Every so often a book comes along that is truly important. I remember ten years ago reading Gil Bailie’s, Violence Unveiled, and sensing that this was a book of major significance. I had that same sense again recently reading Robert L. Moore’s, Facing the Dragon: Confronting Personal and Spiritual Grandiosity. This is no ordinary book, to be read, enjoyed, and put away. It is a book to be studied many times over.



Who is Robert L. Moore? He is not a professional theologian and thus is not well-known within popular church circles, though he has had a major impact there through his influence on many who minister within church circles. He is Professor of Psychoanalysis, Culture, and Spirituality at the Chicago Theological Seminary and founder of an Institute for Spirituality in Chicago. What he does in his research and teaching is bring together spirituality, anthropology, history, and psychology so as to create a unique vision within which the human person can be understood, particularly in terms of the human struggle with sin and grace, inflation and depression, violence and greatness.



I first heard him speak in San Francisco nearly 20 years ago. A former student phoned me one day and announced that he was taking me to hear “an extraordinary thinker”. I went along and wasn’t disappointed. A lot of thinkers are brilliant, but what I heard from Robert Moore contained something else, decades of hard research all tied together in a rare balance. There was no liberal or conservative ideology coloring things, no piety or iconoclasm that was shadow-boxing with its past or with the culture, and no subtle religious or anti-religious bias. I felt like I’d finally found a mentor.



I soon bought every book and lecture-tape by Moore that I could find and during the next half-dozen years, spent literally hundreds of hours (usually driving) listening to his lectures on tape. I also began to integrate his thought and his structure into my own writings and lectures. Whenever I would introduce students to his thought they would eagerly inquire what books they could read to pursue his ideas further. Unfortunately, at that time, Moore’s books were not as fertile as his oral presentations. That changed with the release of Facing the Dragon: Confronting Personal and Spiritual Grandiosity. Now, finally, we have a book that brings together his key insights and does justice to his thinking.
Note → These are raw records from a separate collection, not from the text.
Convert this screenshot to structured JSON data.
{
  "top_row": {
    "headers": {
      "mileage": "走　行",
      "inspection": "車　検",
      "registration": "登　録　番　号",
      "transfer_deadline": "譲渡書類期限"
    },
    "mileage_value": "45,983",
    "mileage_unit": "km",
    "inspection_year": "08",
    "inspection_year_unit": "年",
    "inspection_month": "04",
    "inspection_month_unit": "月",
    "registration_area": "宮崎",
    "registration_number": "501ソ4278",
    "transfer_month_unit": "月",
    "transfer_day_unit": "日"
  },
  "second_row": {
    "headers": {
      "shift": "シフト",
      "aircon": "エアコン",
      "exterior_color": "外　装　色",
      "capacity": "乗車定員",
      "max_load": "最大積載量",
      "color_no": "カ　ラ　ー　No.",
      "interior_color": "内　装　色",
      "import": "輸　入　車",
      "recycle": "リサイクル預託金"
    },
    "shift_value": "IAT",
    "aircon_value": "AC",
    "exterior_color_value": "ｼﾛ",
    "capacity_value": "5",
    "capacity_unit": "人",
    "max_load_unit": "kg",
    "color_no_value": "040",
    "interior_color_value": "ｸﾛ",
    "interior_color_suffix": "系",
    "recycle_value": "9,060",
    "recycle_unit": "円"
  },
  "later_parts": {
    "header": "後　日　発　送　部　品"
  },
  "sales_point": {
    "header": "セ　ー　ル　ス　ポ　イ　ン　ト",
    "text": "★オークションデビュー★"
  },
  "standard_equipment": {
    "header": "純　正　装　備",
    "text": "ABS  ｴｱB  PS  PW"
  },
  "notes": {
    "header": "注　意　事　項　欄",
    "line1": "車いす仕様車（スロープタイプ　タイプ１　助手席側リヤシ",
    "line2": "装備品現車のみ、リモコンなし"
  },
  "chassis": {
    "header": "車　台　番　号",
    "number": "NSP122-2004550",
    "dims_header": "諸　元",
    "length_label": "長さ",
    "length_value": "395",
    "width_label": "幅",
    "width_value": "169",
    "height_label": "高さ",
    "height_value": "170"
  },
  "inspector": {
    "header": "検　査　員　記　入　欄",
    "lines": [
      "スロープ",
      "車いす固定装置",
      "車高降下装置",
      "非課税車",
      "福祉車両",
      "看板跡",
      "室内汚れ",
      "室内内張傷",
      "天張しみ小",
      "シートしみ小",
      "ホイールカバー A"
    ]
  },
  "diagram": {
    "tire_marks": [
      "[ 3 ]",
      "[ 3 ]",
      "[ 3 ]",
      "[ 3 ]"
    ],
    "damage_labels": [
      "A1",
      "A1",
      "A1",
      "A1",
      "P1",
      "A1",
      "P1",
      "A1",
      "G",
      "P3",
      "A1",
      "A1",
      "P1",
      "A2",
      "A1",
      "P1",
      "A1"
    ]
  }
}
What, in caption, are those insights? 



Moore asserts, as do our scriptures, that each of us is born with an incurable, innate grandiosity and, because of that, we have larger fantasies and wishes for ourselves than our real life experiences can support. We want, most days, to jump out of our own skins because our lives seem too small for us. But there is an adequate reason: We each have within us the Image and Likeness of God. This is more than just a beautiful icon stamped inside us; it is a fire and an energy that, like God, has no boundaries. We come into this world with the imprint of God stamped in us and that dignity and energy create a godly grandiosity inside us.

And that grandiose energy spawns appetites that are not easily held in check. When we look at the roots of the greed, ambition, addiction, bitterness, rage, violence, and pathological restlessness, we see that there can be no real understanding of these until we first understand that fiery grandiosity inside each of us. Simply put, when you have 6 billion people on small planet and each of those people is secretly nursing a god or goddess inside, then it is no accident that we often have violence and war. All of us carry a dangerous and a pathological pride.

For Moore, the failure to recognize this grandiosity as the root of our struggles constitutes perhaps the most dangerous naiveté of all. The modern fantasy, he writes, believes that we are better off without God and the churches, but that fantasy does not take into account “the rise of the culture of narcissism with its worsening epidemic of pathological grandiosity”

What’s his solution? Humility. But can there be genuine humility, given our innate grandiosity?

Yes, we can attain genuine humility and indeed it is our only hope. But, for him, genuine humility consists in two things: Knowing your limits and getting the help you need. For Moore, it is never a question of: “Am I dangerously proud?” But only a question of: “How do I get the help that I need to deal with my grandiosity?”

For him, that help ultimately lies in a relationship with God which lets us healthily accept and use our divine energies even as it makes clear that we may never identify with those energies. We are not God, albeit we need to use divine energy. Our life-long struggle between depression and inflation is, in essence, a struggle to pray properly.

To ignore this struggle is, as he puts it, to “continue arranging unconsciously our own last rites.”